Изящные пальчики молодой американки мягко поплыли по клавишам телетайпа, и высоко над океаном эфир прострелила короткая шифрованная строчка: «Одобряю директивы Гровса». Сразу было получено подтверждение: «Запрет на бомбардировку Хиросимы снят. Объект передан в распоряжение военно-воздушных сил. Атака поручена Пятьсот девятой группе Двадцатой армии».
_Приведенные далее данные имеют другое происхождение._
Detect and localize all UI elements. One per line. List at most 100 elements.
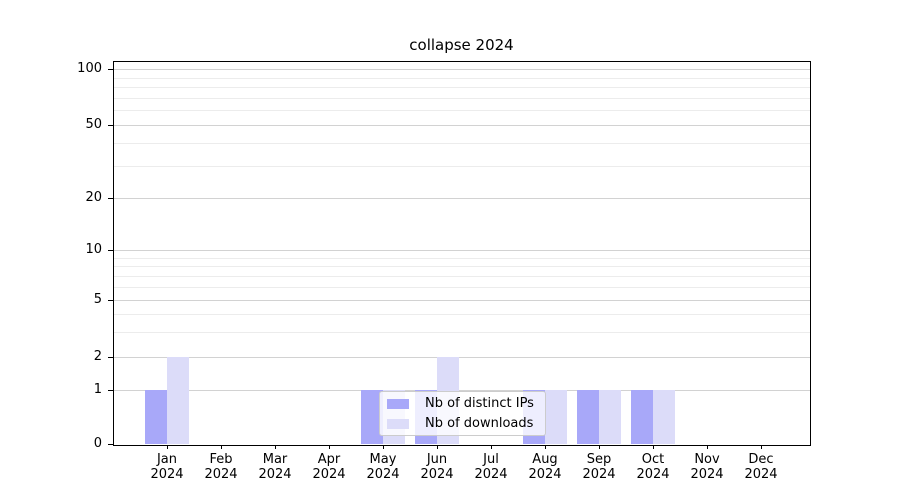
x-tick-label: Dec 2024 — [731, 452, 791, 482]
x-tick-month: Sep — [586, 452, 612, 467]
legend-item-downloads: Nb of downloads — [387, 415, 538, 432]
x-tick-year: 2024 — [636, 467, 670, 482]
x-tick-month: Aug — [532, 452, 558, 467]
legend-item-distinct-ips: Nb of distinct IPs — [387, 395, 538, 412]
bar-downloads — [167, 357, 189, 444]
x-tick-mark — [599, 445, 600, 449]
x-tick-mark — [761, 445, 762, 449]
bar-distinct-ips — [361, 390, 383, 444]
y-tick-label: 2 — [93, 349, 102, 364]
gridline-minor — [113, 166, 810, 167]
y-tick-mark — [108, 125, 113, 126]
x-tick-year: 2024 — [366, 467, 400, 482]
gridline-minor — [113, 287, 810, 288]
gridline-minor — [113, 98, 810, 99]
legend-label-downloads: Nb of downloads — [425, 416, 534, 431]
x-tick-month: Dec — [748, 452, 774, 467]
y-tick-label: 1 — [93, 382, 102, 397]
y-tick-mark — [108, 198, 113, 199]
y-tick-mark — [108, 250, 113, 251]
x-tick-year: 2024 — [420, 467, 454, 482]
gridline-minor — [113, 314, 810, 315]
gridline-minor — [113, 78, 810, 79]
x-tick-label: Nov 2024 — [677, 452, 737, 482]
x-tick-year: 2024 — [474, 467, 508, 482]
x-tick-year: 2024 — [150, 467, 184, 482]
x-tick-mark — [275, 445, 276, 449]
bar-downloads — [599, 390, 621, 444]
x-tick-label: May 2024 — [353, 452, 413, 482]
gridline-major — [113, 250, 810, 251]
gridline-major — [113, 198, 810, 199]
chart-title: collapse 2024 — [409, 36, 514, 54]
x-tick-label: Oct 2024 — [623, 452, 683, 482]
x-tick-label: Jan 2024 — [137, 452, 197, 482]
y-tick-label: 50 — [85, 117, 102, 132]
bar-distinct-ips — [631, 390, 653, 444]
x-tick-year: 2024 — [204, 467, 238, 482]
x-tick-mark — [653, 445, 654, 449]
y-tick-label: 100 — [77, 61, 102, 76]
bar-downloads — [545, 390, 567, 444]
legend-swatch-distinct-ips — [387, 398, 409, 409]
x-tick-month: Jun — [426, 452, 448, 467]
y-tick-label: 5 — [93, 292, 102, 307]
x-tick-year: 2024 — [690, 467, 724, 482]
gridline-major — [113, 125, 810, 126]
x-tick-mark — [167, 445, 168, 449]
x-tick-label: Mar 2024 — [245, 452, 305, 482]
y-tick-mark — [108, 300, 113, 301]
x-tick-year: 2024 — [312, 467, 346, 482]
y-tick-label: 10 — [85, 242, 102, 257]
x-tick-label: Sep 2024 — [569, 452, 629, 482]
x-tick-mark — [383, 445, 384, 449]
x-tick-mark — [221, 445, 222, 449]
bar-distinct-ips — [145, 390, 167, 444]
gridline-major — [113, 69, 810, 70]
x-tick-label: Aug 2024 — [515, 452, 575, 482]
gridline-major — [113, 300, 810, 301]
x-tick-month: Nov — [694, 452, 720, 467]
x-tick-year: 2024 — [528, 467, 562, 482]
x-tick-mark — [707, 445, 708, 449]
legend: Nb of distinct IPs Nb of downloads — [379, 391, 546, 436]
gridline-minor — [113, 110, 810, 111]
x-tick-month: Apr — [317, 452, 341, 467]
y-tick-label: 0 — [93, 436, 102, 451]
x-tick-year: 2024 — [582, 467, 616, 482]
x-tick-month: May — [369, 452, 397, 467]
x-tick-year: 2024 — [258, 467, 292, 482]
gridline-minor — [113, 266, 810, 267]
gridline-major — [113, 357, 810, 358]
gridline-minor — [113, 87, 810, 88]
gridline-major — [113, 390, 810, 391]
x-tick-mark — [545, 445, 546, 449]
x-tick-label: Feb 2024 — [191, 452, 251, 482]
x-tick-month: Feb — [209, 452, 233, 467]
x-tick-label: Apr 2024 — [299, 452, 359, 482]
x-tick-month: Jan — [156, 452, 178, 467]
y-tick-mark — [108, 69, 113, 70]
x-tick-mark — [329, 445, 330, 449]
legend-label-distinct-ips: Nb of distinct IPs — [425, 396, 534, 411]
x-tick-year: 2024 — [744, 467, 778, 482]
y-tick-mark — [108, 390, 113, 391]
y-tick-label: 20 — [85, 190, 102, 205]
x-tick-month: Mar — [262, 452, 288, 467]
gridline-minor — [113, 276, 810, 277]
bar-distinct-ips — [577, 390, 599, 444]
x-tick-label: Jun 2024 — [407, 452, 467, 482]
gridline-minor — [113, 258, 810, 259]
x-tick-month: Jul — [483, 452, 499, 467]
legend-swatch-downloads — [387, 418, 409, 429]
y-tick-mark — [108, 444, 113, 445]
y-tick-mark — [108, 357, 113, 358]
gridline-minor — [113, 332, 810, 333]
gridline-minor — [113, 143, 810, 144]
x-tick-mark — [491, 445, 492, 449]
x-tick-label: Jul 2024 — [461, 452, 521, 482]
bar-downloads — [653, 390, 675, 444]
В тот день, когда в Потсдаме еще только готовилась к печати декларация, провозгласившая гуманные цели войны и звавшая Японию внять голосу рассудка, приказ был передан полковнику Тиббетсу. Генерал Карл Спаатс получил оригинал строго секретного документа назавтра и тут же вылетел на Марианские острова, чтобы лично руководить санкционированной самим президентом операцией.
5
Машина шла над бесконечной темной бездной, временами коротко, планерно падая, но вновь находя опору, как это всегда бывает над океаном — от него поднималась невидимая теплая мгла испарений, эта легкая болтанка была привычна Тиббетсу, как дыхание. «Только б никто не заснул», — подумал он, вслушиваясь в тишину, поглотившую длинную нить ровно работающих двигателей. Впереди него, чуть ниже, торчала голова бомбардира Фериби, он сидел без шлемофона, волосы торчали круглой щеткой, мерцая в фосфорном свете приборов, эта неподвижная, как кочан, голова вызвала подозрение: «Уж не хлебнул ли Томас из фляги?..» Он посмотрел на часы, тут же вспомнил об одном из первых, основных пунктов «программы» и, на время отстегнувшись от бронеспинки, протянул руку к Фериби, ударил по плечу. Тот, не оборачиваясь, натянул шлемофон.
— Что стряслось, Пол?
— Следи за временем, Томас.
— Я весь внимание, Пол.
Минутная вспышка тревоги улеглась, и вдруг из невообразимой дали пришла наивная сценка детства; он и сам уже не помнил, было ли это реальностью или манящим звуком прошлого, всегда приходящим к нему тихим успокоением, как было и тогда на их, Тиббетсов, фамильном ранчо.
Он бежит вдоль желтой, бьющейся под ветром стены пшеницы от надвигающегося на него чернильного неба, в котором на ослепительные мгновения отпечатываются зигзаги молний, как застигнутые на месте, раскинувшие цепкие лапки белые ящерицы. Он бежит с жутко колотящимся сердцем к дому, ярко освещенному, тоже белому, строгому, с широкими окнами и коричневой черепичной крышей, к такому знакомому, недосягаемому сейчас дому; и когда за спиной начинается, жуткий, свистящий, рассыпчатый шорох и дышит холодом в самый затылок, он видит, как распахивается дверь дома и к нему, придерживая поля золотистой шляпы, вся в светлом, спешит его мать, молодая красивая женщина с прекрасным именем — Энола Гэй…
Эта картинка много раз приходила к нему в трудные минуты войны, она стала его верой, талисманом, одна мать осталась в выжженном, иссушенном жестокостью жизни сердце, и незадолго перед этим полетом, последовав традиции, по которой пилоты давали имена своим машинам, как бы одушевляя их, суеверно надеясь на спасительное действие тайного, высшего смысла, заключенного в имени, он попросил оттиснуть на фюзеляже, под самой кабиной — «Энола Гэй».
Он всегда был скуп в проявлениях чувств и имел свои понятия о благопристойности — дорогой символ был запечатлен строгим, чуть ли не газетным шрифтом, но теперь огромная, ревущая в ночи машина была необыкновенно, до самозабвения близка ему. И вдруг сейчас, когда еще не исчезла бесхитростная, очищающая душу детская сценка, он почувствовал съежившейся от страха спиной чье-то присутствие и по брызнувшим со стекол приборов микроскопическим, но совершенно точным отображениям, оглушенный, понял, что сзади стоит Гриф.
Его почему-то не поразило фантастическое появление из недр «суперкрепости» этого непонятного долговязого существа с длинной морщинистой шеей и крохотным, будто на нем были одни очки и нос, лицом, с пустыми мутными глазами, — уже знакомая Тиббетсу власть сделала его управляемым механизмом, мысль была подчинена только делу. Он снова взглянул на часы и за стеклом с застывшим изображением Грифа разглядел стрелки, сошедшиеся в давно ожидаемое положение.